Wednesday, July 20, 2016

Yarn (July 23rd and 24th at the Nightlight Cinema in Akron)

[YARN screens Saturday July 23rd at 5:00 pm and Sunday July 24th at 8:00 pm at the Nightlight Cinema in Akron, OH.]

Review by Candice Lee Catullo

YARN is the real-life global story of art, sheep and fuzzy string. But mostly it’s about people.

The fascinating study, which debuted at SXSW from Icelandic filmmaker Una Lorenzen, is a colorful treat for the crafty or the curious among us. Since I aspire to be both crafty and curious, I’ll admit to being predisposed to appreciate this documentary. That said, I think this film really does have a captivating and rosy quality that everyone can appreciate.


There are four featured artists in the story, practicing yarn art in different ways and in different countries (Iceland, Poland, Japan and Denmark). But their inspirations and motivations have a lot in common.
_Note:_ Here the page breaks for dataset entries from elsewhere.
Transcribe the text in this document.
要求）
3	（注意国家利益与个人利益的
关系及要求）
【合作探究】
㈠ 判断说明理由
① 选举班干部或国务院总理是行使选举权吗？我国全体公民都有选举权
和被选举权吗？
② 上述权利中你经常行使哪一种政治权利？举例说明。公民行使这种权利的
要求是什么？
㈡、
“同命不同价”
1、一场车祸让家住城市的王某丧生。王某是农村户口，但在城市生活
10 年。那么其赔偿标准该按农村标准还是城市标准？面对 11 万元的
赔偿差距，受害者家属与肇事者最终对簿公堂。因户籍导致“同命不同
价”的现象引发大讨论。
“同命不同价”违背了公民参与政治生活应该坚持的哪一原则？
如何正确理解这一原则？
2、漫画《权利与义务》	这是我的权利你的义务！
For example, family ties – a textile sculptor from Japan and a yarn graffiti artist from Iceland both acknowledge the women in their families for teaching them knitting skills. Or motivation for life, both the graffiti artist and an artistic director at a circus theater company described their art as a metaphor for life. The artists make political statements, and they use their art to connect with people.

The artists also described the sexism they experienced in the art world, and described the way their art brings a warm, feminine touch to the world. Based on the fact that all of the featured artists are women, I took this connecting thread to be more of an overarching theme of feminism in the yarn art world.
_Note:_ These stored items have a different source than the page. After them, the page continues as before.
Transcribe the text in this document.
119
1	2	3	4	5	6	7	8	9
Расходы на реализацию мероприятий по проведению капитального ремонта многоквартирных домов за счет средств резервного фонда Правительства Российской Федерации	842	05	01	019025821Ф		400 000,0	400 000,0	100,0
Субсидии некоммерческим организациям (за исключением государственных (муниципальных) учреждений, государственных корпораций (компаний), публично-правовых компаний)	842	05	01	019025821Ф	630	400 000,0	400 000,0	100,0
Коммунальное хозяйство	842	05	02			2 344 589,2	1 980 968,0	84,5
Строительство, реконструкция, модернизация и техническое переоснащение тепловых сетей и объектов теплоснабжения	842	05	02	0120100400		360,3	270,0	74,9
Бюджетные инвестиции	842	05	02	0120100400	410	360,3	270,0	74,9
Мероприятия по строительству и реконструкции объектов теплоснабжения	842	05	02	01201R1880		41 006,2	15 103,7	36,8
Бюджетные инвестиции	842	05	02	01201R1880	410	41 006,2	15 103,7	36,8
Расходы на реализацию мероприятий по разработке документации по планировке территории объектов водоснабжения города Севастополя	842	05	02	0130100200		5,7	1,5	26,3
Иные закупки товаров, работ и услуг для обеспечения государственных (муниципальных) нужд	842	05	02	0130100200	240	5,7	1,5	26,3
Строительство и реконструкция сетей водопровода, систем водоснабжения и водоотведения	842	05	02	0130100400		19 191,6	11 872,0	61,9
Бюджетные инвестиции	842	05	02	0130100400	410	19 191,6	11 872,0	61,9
The actual yarn featured in YARN is in the artwork, ranging from “graffiti” yarn on light posts and walls to woven playgrounds for children. The art from each artist is something to behold, a super bright backdrop to the human narrative.

Big shout out to the narrator, Barbara Kingsolver, who is amazing. The voice of Kingsolver, a decorated American writer, is a warm blanket and her words (based on her original prose, “Where It Begins”) are so on point. When she described a sheep’s pasture as “tart green blades of eternal breakfast,” I think my heart skipped a beat.

After an hour, the overt heroism of yarn art starts to feel exaggerated and a little bit fabricated – yarn pun! – but I was still happy to explore with these artists. And I suppose there wouldn’t be a YARN movie without honest belief on behalf of the artists that there was a greater purpose to their craft, so I can’t criticize too harshly. 3 out of 4 stars.